General Motors has enthusiastically embraced the Internet by acquiring stakes in innovators such as Commerce One Inc., NetZero Inc. and General Magic Inc., and through partnerships with technology heavyweights Sony Corp. and America Online Inc.
But those deals are a mere taste of what's yet to come, GM Chairman Jack Smith told delegates at the Automotive News World Congress.
'The relationships announced with Sony, (America Online) and NetZero this month are only the first wave,' Smith said. 'More are soon to come.'
Indeed, the morning after Smith's speech, GM announced that it had picked Bell Atlantic Mobile and GTE Wireless to create a nationwide wireless network to support GM's OnStar in-vehicle communications system.
GM said the deal will give OnStar customers personal calling and Internet access.

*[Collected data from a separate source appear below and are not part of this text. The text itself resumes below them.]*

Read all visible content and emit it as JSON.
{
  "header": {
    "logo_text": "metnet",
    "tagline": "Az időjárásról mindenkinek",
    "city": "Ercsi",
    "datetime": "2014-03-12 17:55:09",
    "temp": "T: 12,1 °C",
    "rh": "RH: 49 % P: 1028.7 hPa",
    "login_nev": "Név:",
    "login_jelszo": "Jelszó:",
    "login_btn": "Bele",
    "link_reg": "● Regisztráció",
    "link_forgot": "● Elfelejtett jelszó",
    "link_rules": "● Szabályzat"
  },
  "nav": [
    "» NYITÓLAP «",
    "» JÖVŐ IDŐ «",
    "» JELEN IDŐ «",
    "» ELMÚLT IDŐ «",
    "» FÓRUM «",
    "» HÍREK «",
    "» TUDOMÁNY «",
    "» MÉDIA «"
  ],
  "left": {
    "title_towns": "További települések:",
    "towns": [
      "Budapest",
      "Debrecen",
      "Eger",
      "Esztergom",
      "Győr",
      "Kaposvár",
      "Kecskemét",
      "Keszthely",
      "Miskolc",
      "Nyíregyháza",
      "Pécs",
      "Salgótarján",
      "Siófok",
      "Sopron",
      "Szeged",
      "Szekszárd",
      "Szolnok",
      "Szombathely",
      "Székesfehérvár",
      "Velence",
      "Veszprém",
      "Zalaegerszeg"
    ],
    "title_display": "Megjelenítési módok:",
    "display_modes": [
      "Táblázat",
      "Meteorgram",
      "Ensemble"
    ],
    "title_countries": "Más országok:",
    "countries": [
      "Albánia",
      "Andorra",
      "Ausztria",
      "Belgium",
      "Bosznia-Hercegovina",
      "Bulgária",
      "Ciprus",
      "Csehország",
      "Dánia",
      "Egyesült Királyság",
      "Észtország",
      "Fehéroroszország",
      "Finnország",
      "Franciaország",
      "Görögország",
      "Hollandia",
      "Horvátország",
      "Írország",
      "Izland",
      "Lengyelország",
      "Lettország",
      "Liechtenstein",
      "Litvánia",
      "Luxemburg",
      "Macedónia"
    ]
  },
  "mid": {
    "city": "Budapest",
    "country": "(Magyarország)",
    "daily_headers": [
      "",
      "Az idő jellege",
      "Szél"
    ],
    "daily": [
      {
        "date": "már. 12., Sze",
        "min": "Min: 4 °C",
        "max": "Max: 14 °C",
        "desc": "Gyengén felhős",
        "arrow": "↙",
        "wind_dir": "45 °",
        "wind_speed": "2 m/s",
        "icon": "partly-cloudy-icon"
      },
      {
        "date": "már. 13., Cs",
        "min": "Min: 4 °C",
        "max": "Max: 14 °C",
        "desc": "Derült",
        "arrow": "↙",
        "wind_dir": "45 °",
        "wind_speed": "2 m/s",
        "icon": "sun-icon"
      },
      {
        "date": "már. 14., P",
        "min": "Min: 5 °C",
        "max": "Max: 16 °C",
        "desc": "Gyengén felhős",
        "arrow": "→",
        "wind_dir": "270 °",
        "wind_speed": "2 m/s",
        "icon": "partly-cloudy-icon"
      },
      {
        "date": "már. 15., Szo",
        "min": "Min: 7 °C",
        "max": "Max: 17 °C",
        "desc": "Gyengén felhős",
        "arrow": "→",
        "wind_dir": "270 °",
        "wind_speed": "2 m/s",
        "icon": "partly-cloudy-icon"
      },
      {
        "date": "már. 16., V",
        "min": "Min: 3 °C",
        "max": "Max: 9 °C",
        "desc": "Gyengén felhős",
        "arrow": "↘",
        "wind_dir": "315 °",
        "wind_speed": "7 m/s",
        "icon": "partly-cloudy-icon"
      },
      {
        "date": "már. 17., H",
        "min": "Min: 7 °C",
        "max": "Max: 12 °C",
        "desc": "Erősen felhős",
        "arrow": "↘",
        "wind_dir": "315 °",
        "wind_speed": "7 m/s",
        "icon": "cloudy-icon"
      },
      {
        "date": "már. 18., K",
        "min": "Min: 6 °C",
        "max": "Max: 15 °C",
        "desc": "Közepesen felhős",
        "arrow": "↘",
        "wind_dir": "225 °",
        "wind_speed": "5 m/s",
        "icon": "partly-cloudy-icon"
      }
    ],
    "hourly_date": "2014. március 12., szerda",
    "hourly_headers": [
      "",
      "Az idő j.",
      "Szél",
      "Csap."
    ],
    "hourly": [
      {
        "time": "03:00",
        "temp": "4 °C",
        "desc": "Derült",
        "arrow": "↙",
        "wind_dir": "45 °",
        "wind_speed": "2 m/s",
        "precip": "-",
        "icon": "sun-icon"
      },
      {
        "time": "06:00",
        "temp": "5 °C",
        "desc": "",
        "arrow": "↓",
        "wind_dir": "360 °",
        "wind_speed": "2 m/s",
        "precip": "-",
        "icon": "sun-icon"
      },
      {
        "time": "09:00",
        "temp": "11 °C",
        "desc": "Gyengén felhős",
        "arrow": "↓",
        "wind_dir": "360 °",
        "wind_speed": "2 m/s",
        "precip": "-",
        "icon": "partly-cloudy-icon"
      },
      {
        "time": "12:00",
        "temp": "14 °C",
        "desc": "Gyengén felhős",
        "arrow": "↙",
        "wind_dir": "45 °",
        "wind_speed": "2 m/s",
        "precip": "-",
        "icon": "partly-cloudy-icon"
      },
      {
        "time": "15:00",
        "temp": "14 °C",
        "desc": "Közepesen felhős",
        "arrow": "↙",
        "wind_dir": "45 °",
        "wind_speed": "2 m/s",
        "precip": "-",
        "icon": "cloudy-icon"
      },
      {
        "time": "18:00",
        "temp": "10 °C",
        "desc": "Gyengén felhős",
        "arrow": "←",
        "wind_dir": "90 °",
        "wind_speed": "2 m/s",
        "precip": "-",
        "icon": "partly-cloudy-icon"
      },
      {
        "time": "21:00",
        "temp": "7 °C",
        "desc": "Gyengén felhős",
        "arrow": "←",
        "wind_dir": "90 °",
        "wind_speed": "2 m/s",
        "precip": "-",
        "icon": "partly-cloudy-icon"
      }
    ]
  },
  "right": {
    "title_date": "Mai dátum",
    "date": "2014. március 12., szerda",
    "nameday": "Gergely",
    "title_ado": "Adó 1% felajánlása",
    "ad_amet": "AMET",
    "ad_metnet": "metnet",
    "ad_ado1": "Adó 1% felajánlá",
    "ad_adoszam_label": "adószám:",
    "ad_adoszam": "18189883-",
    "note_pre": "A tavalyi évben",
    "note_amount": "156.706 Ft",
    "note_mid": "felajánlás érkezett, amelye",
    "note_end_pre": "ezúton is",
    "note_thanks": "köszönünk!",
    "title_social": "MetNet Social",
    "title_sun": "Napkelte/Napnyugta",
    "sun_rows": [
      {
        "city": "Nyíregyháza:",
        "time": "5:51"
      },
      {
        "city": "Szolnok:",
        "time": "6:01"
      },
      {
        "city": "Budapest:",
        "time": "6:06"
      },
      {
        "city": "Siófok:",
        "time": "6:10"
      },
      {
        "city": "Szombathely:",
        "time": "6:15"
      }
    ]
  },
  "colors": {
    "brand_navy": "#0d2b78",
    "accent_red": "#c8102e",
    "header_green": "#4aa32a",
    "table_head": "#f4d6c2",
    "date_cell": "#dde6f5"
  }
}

The reason for the rush of activity is that GM believes the web is the way to lower costs and higher sales. Smith said the GM BuyPower website, on which customers can locate and buy vehicles, will generate 50,000 to 100,000 additional new-vehicle sales in 2000.
Additionally, Smith said subscriptions to GM's OnStar system will increase to 4 million by 2003, from 100,000 in 1999. OnStar will begin offering Internet access during the second half of 2000.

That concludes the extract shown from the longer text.